Cheap goods flooded Britain from the US, South America and even from Japan, which angered the empire nations that demanded protection from London for their labours. Then, in the early 1920s, a recipe leaflet distributed by the British Women’s Patriotic League urged cooks to “make your Christmas pudding an ‘Empire Pudding'”, with ingredients sourced accordingly.

The national government stepped up in 1926, establishing the Empire Marketing Board (EMB) quango to further promote imperial unity, again turning to the much-loved Christmas pudding to convince the British public to be patriotic in their spending habits.

The board’s “Empire Christmas Pudding” recipe was quickly promoted in newspapers and magazines, annoying nearby Wales, Scotland and Ireland because no ingredients were listed as originating from those countries, while Australia (currants, sultanas, raisins, brandy), South Africa (sultanas, raisins, candied peel) British Guiana (sugar) and others played starring roles. Cyprus was also miffed to be left out of the mix. The Mediterranean island’s colonial commissioner made an urgent December call to the EMB, demanding that the pudding should be served with its brandy butter.

Nevertheless, the Empire Pudding captured https://itusiapalagi.com the imagination, with no less than King George V declaring that the entire royal Christmas dinner that year would only feature ingredients from the British Empire. And just days before 25 December, publicity-savvy Lord Meath, organiser of the Empire Day movement that also pushed for patriotic purchasing, made a massive Empire Pudding at an extravagant filmed event in London.Lord Meath's massive Empire Pudding was stirred by representatives of the empire nations (Credit: Trinity Mirror/Mirrorpix/Alamy)

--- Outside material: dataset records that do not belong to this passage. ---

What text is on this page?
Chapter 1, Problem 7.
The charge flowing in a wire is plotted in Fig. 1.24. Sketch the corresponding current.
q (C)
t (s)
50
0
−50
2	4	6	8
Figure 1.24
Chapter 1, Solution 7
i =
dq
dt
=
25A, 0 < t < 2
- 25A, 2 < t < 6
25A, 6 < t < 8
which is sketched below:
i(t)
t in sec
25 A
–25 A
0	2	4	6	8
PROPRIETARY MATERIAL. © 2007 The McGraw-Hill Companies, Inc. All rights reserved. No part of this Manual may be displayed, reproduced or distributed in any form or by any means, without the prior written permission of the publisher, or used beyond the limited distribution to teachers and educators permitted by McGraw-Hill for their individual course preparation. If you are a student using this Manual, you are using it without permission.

Lord Meath’s massive Empire Pudding was stirred by representatives of the empire nations (Credit: Trinity Mirror/Mirrorpix/Alamy)

“Each ingredient was carried in by turbaned men and announced as if it were a guest before being added to a gigantic mixing bowl,” said Collingham. “Representatives of different empire countries then stepped forward to give the pudding a symbolic stir.”

And the EMB’s efforts were ramped up the following year, when it distributed a pudding recipe provided by the king’s chef, Henri Cedard. Again, this could not please everyone: Canada complained that its listed contribution was just five ounces of minced apple; Cyprus grumbled that it now shared brandy responsibilities with Australia, historical Palestine and South Africa; and poor New Zealand was forgotten completely.

This “King’s Christmas Pudding” was a great success, however, remaining immensely popular with British families until World War Two, when the sun finally set on the empire. Today, few British households make Christmas pudding from scratch, preferring the ease of purchasing a ready-made product – in the same way that a modern Italian might shop for panettone, or Germans stock up on stollen. And while this writer still relishes a heaped serving of Christmas pudding, Collingham is not a fan.Today, Christmas pudding is loved and hated in equal measure (Credit: esp_imaging/Getty Images)

Today, Christmas pudding is loved and hated in equal measure (Credit: esp_imaging/Getty Images)

“I like the flavours but it’s too stodgy,” she said, also pointing out how the propaganda of the Empire Pudding does not tickle her political tastebuds almost a century later. “The 1930s presentation of the empire as all one family making the Christmas pudding together conveniently elided or ignored that the empire was not one big family but rather an exploitative system,” she said.